The truth has always been more complex, if not the very opposite of official propaganda. Let’s go back to an earlier era of globalization, what we now call colonization. The British didn’t chop off the thumbs of muslin weavers in Dhaka because they were less skilled, but because they were abler. The weavers were a threat because they made a much better product at a competitive price. Why do we think it will be any better this time around?

In my own corner of the woods, i.e., higher education, there’s been a lot of hype about MOOC’s, massive online courses that will bring high quality education to the masses. I am quite susceptible to the charm of the MOOC myself. There’s a part of me that believes that higher education in India and elsewhere needs radical change. However, I also see the same muslin weaver logic at work here; cut off the thumbs of the competition, who in this case are the vast majority of faculty that work outside Ivy League academia, and then corner a highly profitable industry to yourself. College faculty are the craftsmen and craftswomen of higher education, for whom learning is both art and science. MOOC’s will inevitably bring downward pressure on those jobs and many institutions will close their doors.
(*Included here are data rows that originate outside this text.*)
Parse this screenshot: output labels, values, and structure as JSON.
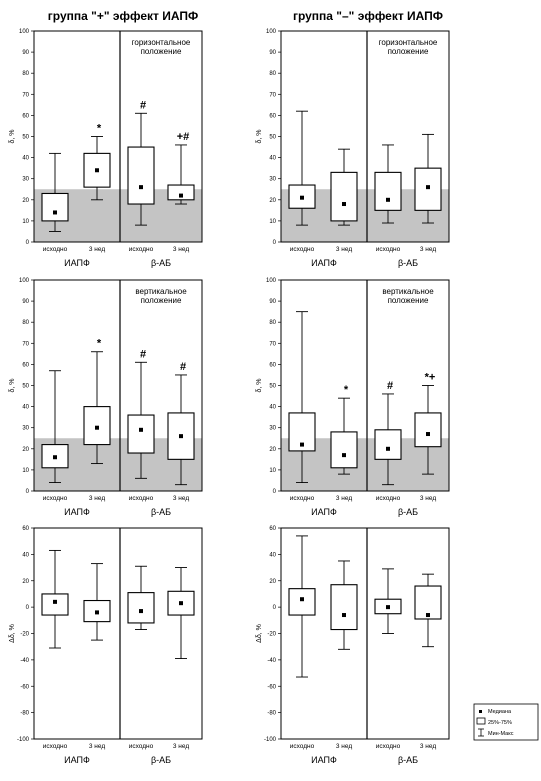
{
  "titles": {
    "left": "группа \"+\" эффект ИАПФ",
    "right": "группа \"–\" эффект ИАПФ"
  },
  "legend": {
    "median": "Медиана",
    "iqr": "25%-75%",
    "range": "Мин-Макс"
  },
  "chart_data": [
    {
      "type": "box",
      "row": 0,
      "col": 0,
      "ylabel": "δ, %",
      "ylim": [
        0,
        100
      ],
      "yticks": [
        0,
        10,
        20,
        30,
        40,
        50,
        60,
        70,
        80,
        90,
        100
      ],
      "shade_below": 25,
      "annotation": [
        "горизонтальное",
        "положение"
      ],
      "groups": [
        "ИАПФ",
        "β-АБ"
      ],
      "categories": [
        "исходно",
        "3 нед",
        "исходно",
        "3 нед"
      ],
      "boxes": [
        {
          "min": 5,
          "q1": 10,
          "median": 14,
          "q3": 23,
          "max": 42,
          "mark": ""
        },
        {
          "min": 20,
          "q1": 26,
          "median": 34,
          "q3": 42,
          "max": 50,
          "mark": "*"
        },
        {
          "min": 8,
          "q1": 18,
          "median": 26,
          "q3": 45,
          "max": 61,
          "mark": "#"
        },
        {
          "min": 18,
          "q1": 20,
          "median": 22,
          "q3": 27,
          "max": 46,
          "mark": "+#"
        }
      ]
    },
    {
      "type": "box",
      "row": 0,
      "col": 1,
      "ylabel": "δ, %",
      "ylim": [
        0,
        100
      ],
      "yticks": [
        0,
        10,
        20,
        30,
        40,
        50,
        60,
        70,
        80,
        90,
        100
      ],
      "shade_below": 25,
      "annotation": [
        "горизонтальное",
        "положение"
      ],
      "groups": [
        "ИАПФ",
        "β-АБ"
      ],
      "categories": [
        "исходно",
        "3 нед",
        "исходно",
        "3 нед"
      ],
      "boxes": [
        {
          "min": 8,
          "q1": 16,
          "median": 21,
          "q3": 27,
          "max": 62,
          "mark": ""
        },
        {
          "min": 8,
          "q1": 10,
          "median": 18,
          "q3": 33,
          "max": 44,
          "mark": ""
        },
        {
          "min": 9,
          "q1": 15,
          "median": 20,
          "q3": 33,
          "max": 46,
          "mark": ""
        },
        {
          "min": 9,
          "q1": 15,
          "median": 26,
          "q3": 35,
          "max": 51,
          "mark": ""
        }
      ]
    },
    {
      "type": "box",
      "row": 1,
      "col": 0,
      "ylabel": "δ, %",
      "ylim": [
        0,
        100
      ],
      "yticks": [
        0,
        10,
        20,
        30,
        40,
        50,
        60,
        70,
        80,
        90,
        100
      ],
      "shade_below": 25,
      "annotation": [
        "вертикальное",
        "положение"
      ],
      "groups": [
        "ИАПФ",
        "β-АБ"
      ],
      "categories": [
        "исходно",
        "3 нед",
        "исходно",
        "3 нед"
      ],
      "boxes": [
        {
          "min": 4,
          "q1": 11,
          "median": 16,
          "q3": 22,
          "max": 57,
          "mark": ""
        },
        {
          "min": 13,
          "q1": 22,
          "median": 30,
          "q3": 40,
          "max": 66,
          "mark": "*"
        },
        {
          "min": 6,
          "q1": 18,
          "median": 29,
          "q3": 36,
          "max": 61,
          "mark": "#"
        },
        {
          "min": 3,
          "q1": 15,
          "median": 26,
          "q3": 37,
          "max": 55,
          "mark": "#"
        }
      ]
    },
    {
      "type": "box",
      "row": 1,
      "col": 1,
      "ylabel": "δ, %",
      "ylim": [
        0,
        100
      ],
      "yticks": [
        0,
        10,
        20,
        30,
        40,
        50,
        60,
        70,
        80,
        90,
        100
      ],
      "shade_below": 25,
      "annotation": [
        "вертикальное",
        "положение"
      ],
      "groups": [
        "ИАПФ",
        "β-АБ"
      ],
      "categories": [
        "исходно",
        "3 нед",
        "исходно",
        "3 нед"
      ],
      "boxes": [
        {
          "min": 4,
          "q1": 19,
          "median": 22,
          "q3": 37,
          "max": 85,
          "mark": ""
        },
        {
          "min": 8,
          "q1": 11,
          "median": 17,
          "q3": 28,
          "max": 44,
          "mark": "*"
        },
        {
          "min": 3,
          "q1": 15,
          "median": 20,
          "q3": 29,
          "max": 46,
          "mark": "#"
        },
        {
          "min": 8,
          "q1": 21,
          "median": 27,
          "q3": 37,
          "max": 50,
          "mark": "*+"
        }
      ]
    },
    {
      "type": "box",
      "row": 2,
      "col": 0,
      "ylabel": "Δδ, %",
      "ylim": [
        -100,
        60
      ],
      "yticks": [
        -100,
        -80,
        -60,
        -40,
        -20,
        0,
        20,
        40,
        60
      ],
      "groups": [
        "ИАПФ",
        "β-АБ"
      ],
      "categories": [
        "исходно",
        "3 нед",
        "исходно",
        "3 нед"
      ],
      "boxes": [
        {
          "min": -31,
          "q1": -6,
          "median": 4,
          "q3": 10,
          "max": 43,
          "mark": ""
        },
        {
          "min": -25,
          "q1": -11,
          "median": -4,
          "q3": 5,
          "max": 33,
          "mark": ""
        },
        {
          "min": -17,
          "q1": -12,
          "median": -3,
          "q3": 11,
          "max": 31,
          "mark": ""
        },
        {
          "min": -39,
          "q1": -6,
          "median": 3,
          "q3": 12,
          "max": 30,
          "mark": ""
        }
      ]
    },
    {
      "type": "box",
      "row": 2,
      "col": 1,
      "ylabel": "Δδ, %",
      "ylim": [
        -100,
        60
      ],
      "yticks": [
        -100,
        -80,
        -60,
        -40,
        -20,
        0,
        20,
        40,
        60
      ],
      "groups": [
        "ИАПФ",
        "β-АБ"
      ],
      "categories": [
        "исходно",
        "3 нед",
        "исходно",
        "3 нед"
      ],
      "boxes": [
        {
          "min": -53,
          "q1": -6,
          "median": 6,
          "q3": 14,
          "max": 54,
          "mark": ""
        },
        {
          "min": -32,
          "q1": -17,
          "median": -6,
          "q3": 17,
          "max": 35,
          "mark": ""
        },
        {
          "min": -20,
          "q1": -5,
          "median": 0,
          "q3": 6,
          "max": 29,
          "mark": ""
        },
        {
          "min": -30,
          "q1": -9,
          "median": -6,
          "q3": 16,
          "max": 25,
          "mark": ""
        }
      ]
    }
  ]
}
Are we ready to let these jobs go, just as we have outsourced manufacturing to China and Tech support to India?

Once these semi-tribal education fraternities end, we will be left with a less human world, even if it is of higher quality on several measures. A question that’s not asked in the relentless march toward progress is this: who are we doing it for, and what value do we gain by doing so? Can we trust MIT and Harvard to uphold those values?

You can guess my answer to these questions, but we will not know for sure until the dust settles. I just read a wonderful and tragic piece in the New York Times about the maddening but ultimately redeeming value of the Italian artisan-industrial complex. We have much to learn from it, as we reflect upon the future of education.